Recent news articles presented the fact that the older unemployed are finding it harder to reenter the workforce.  In one television interview a man told the reporter that one company directly admitted to him that he had all the qualifications and experience and if he were 20 years younger, the job would be his.  This is not only illegal, but a distinct failure in the dimension of critical thinking.  It’s illogical and probably a disservice to the owners and customers of the company.

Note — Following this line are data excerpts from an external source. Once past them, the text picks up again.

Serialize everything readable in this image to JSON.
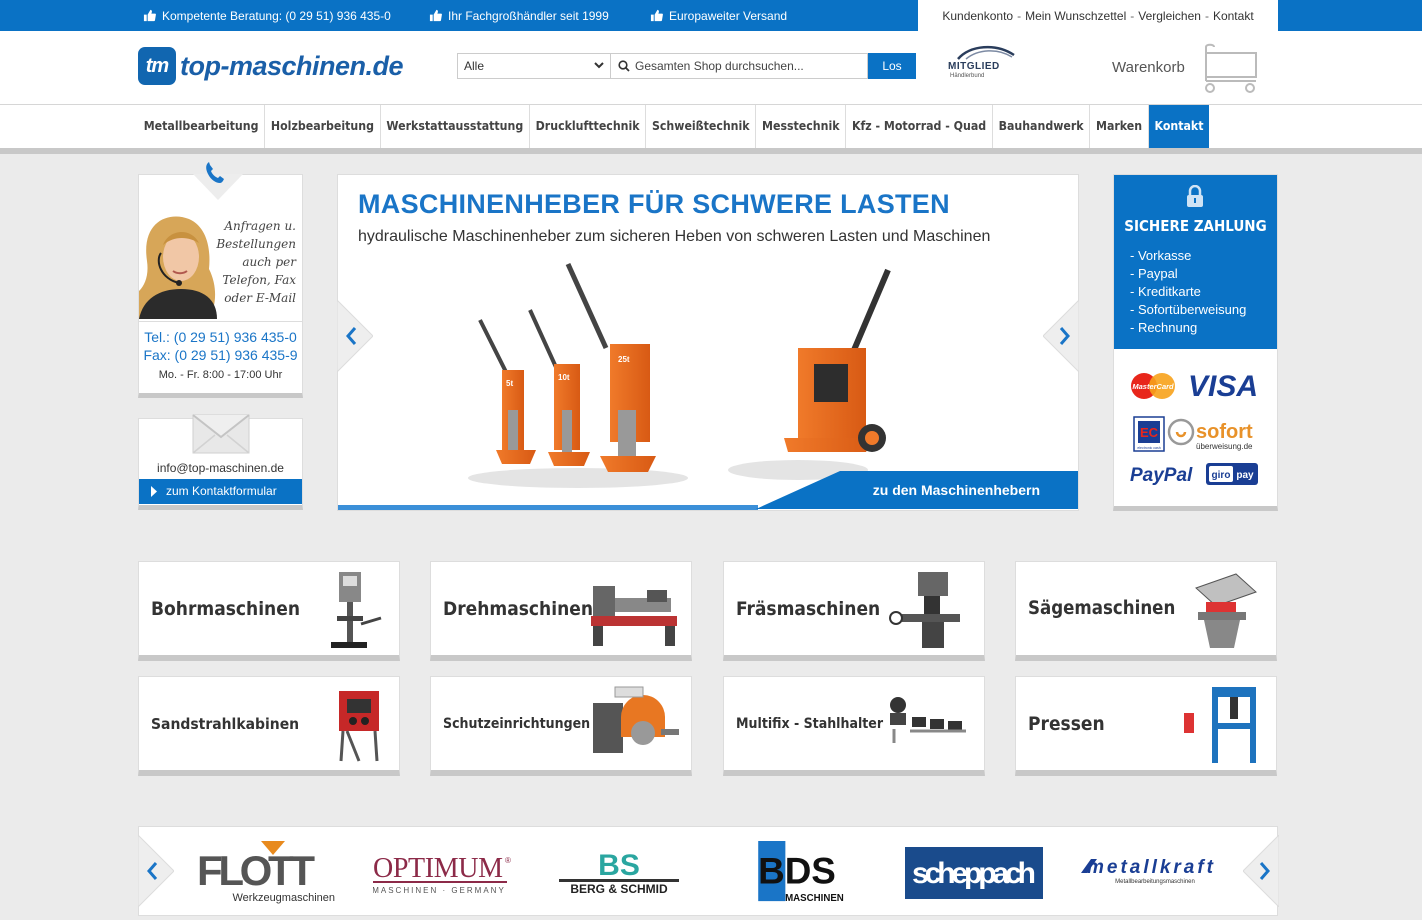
{
  "topbar": {
    "usps": [
      "Kompetente Beratung: (0 29 51) 936 435-0",
      "Ihr Fachgroßhändler seit 1999",
      "Europaweiter Versand"
    ],
    "links": [
      "Kundenkonto",
      "Mein Wunschzettel",
      "Vergleichen",
      "Kontakt"
    ],
    "separator": "-"
  },
  "header": {
    "logo_mark": "tm",
    "logo_text": "top-maschinen.de",
    "search": {
      "category": "Alle",
      "placeholder": "Gesamten Shop durchsuchen...",
      "button": "Los"
    },
    "member": {
      "line1": "MITGLIED",
      "line2": "Händlerbund"
    },
    "cart_label": "Warenkorb"
  },
  "nav": {
    "items": [
      "Metallbearbeitung",
      "Holzbearbeitung",
      "Werkstattausstattung",
      "Drucklufttechnik",
      "Schweißtechnik",
      "Messtechnik",
      "Kfz - Motorrad - Quad",
      "Bauhandwerk",
      "Marken",
      "Kontakt"
    ],
    "active_index": 9
  },
  "contact": {
    "note": [
      "Anfragen u.",
      "Bestellungen",
      "auch per",
      "Telefon, Fax",
      "oder E-Mail"
    ],
    "tel": "Tel.: (0 29 51) 936 435-0",
    "fax": "Fax: (0 29 51) 936 435-9",
    "hours": "Mo. - Fr. 8:00 - 17:00 Uhr",
    "email": "info@top-maschinen.de",
    "form_link": "zum Kontaktformular"
  },
  "slider": {
    "title": "MASCHINENHEBER FÜR SCHWERE LASTEN",
    "subtitle": "hydraulische Maschinenheber zum sicheren Heben von schweren Lasten und Maschinen",
    "cta": "zu den Maschinenhebern",
    "jack_labels": [
      "5t",
      "10t",
      "25t"
    ]
  },
  "payment": {
    "title": "SICHERE ZAHLUNG",
    "methods": [
      "- Vorkasse",
      "- Paypal",
      "- Kreditkarte",
      "- Sofortüberweisung",
      "- Rechnung"
    ],
    "logos": {
      "mastercard": "MasterCard",
      "visa": "VISA",
      "ec": "EC",
      "ec_sub": "electronic cash",
      "sofort": "sofort",
      "sofort_sub": "überweisung.de",
      "paypal": "PayPal",
      "giropay_a": "giro",
      "giropay_b": "pay"
    }
  },
  "categories": [
    "Bohrmaschinen",
    "Drehmaschinen",
    "Fräsmaschinen",
    "Sägemaschinen",
    "Sandstrahlkabinen",
    "Schutzeinrichtungen",
    "Multifix - Stahlhalter",
    "Pressen"
  ],
  "brands": {
    "flott": "FLOTT",
    "flott_sub": "Werkzeugmaschinen",
    "optimum": "OPTIMUM",
    "optimum_reg": "®",
    "optimum_sub": "MASCHINEN · GERMANY",
    "bs_mark": "BS",
    "bs": "BERG & SCHMID",
    "bds": "BDS",
    "bds_sub": "MASCHINEN",
    "scheppach": "scheppach",
    "metallkraft": "metallkraft",
    "metallkraft_sub": "Metallbearbeitungsmaschinen"
  },
  "colors": {
    "brand_blue": "#0a72c5",
    "link_blue": "#1a75c7",
    "background": "#ebebeb"
  }
}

Consider that until recently it was not unusual for a company to have a turnover rate in the area of 20% - much higher in some cases, slightly lower in others depending on the work.  (I say until recently because at normal unemployment when workers are less scared of leaving, the companies must treat them well to retain them.  These days, I’m afraid, it seems to be different, but 20% is probably a reasonable long-term assumption.) 

At 20% turnover the company is losing it’s entire workforce, on average, every 5 years.  Even a person 55, who expects to retire at 62, would have a longer than average tenure.  In this economy I would be willing to bet on any 55 year-old staying until retirement with a company willing to hire him or her and being a loyal employee for those seven or more years.  Furthermore there are studies that show that older workers spend more time on the job, with fewer sick days, no loss due to maternity leave, fewer interruptions with calls from the daycare or school, etc.  Add in the mentoring potential, and arguments in favor of age discrimination become even weaker.  (Included are links to just a couple of articles supporting this position.)  The above company and many others exhibit behavior due to their unwritten policies that seem both irrational and not in their own best interests – a failure in the dimension of critical thinking.

Reflect on this:  how many other laws are in place, including all other aspects of illegal discrimination, that would be unnecessary if company executives made sound (critical thinking) decisions instead of letting their prejudices short-circuit their brains?  And how many tax dollars would be saved on their development and enforcement?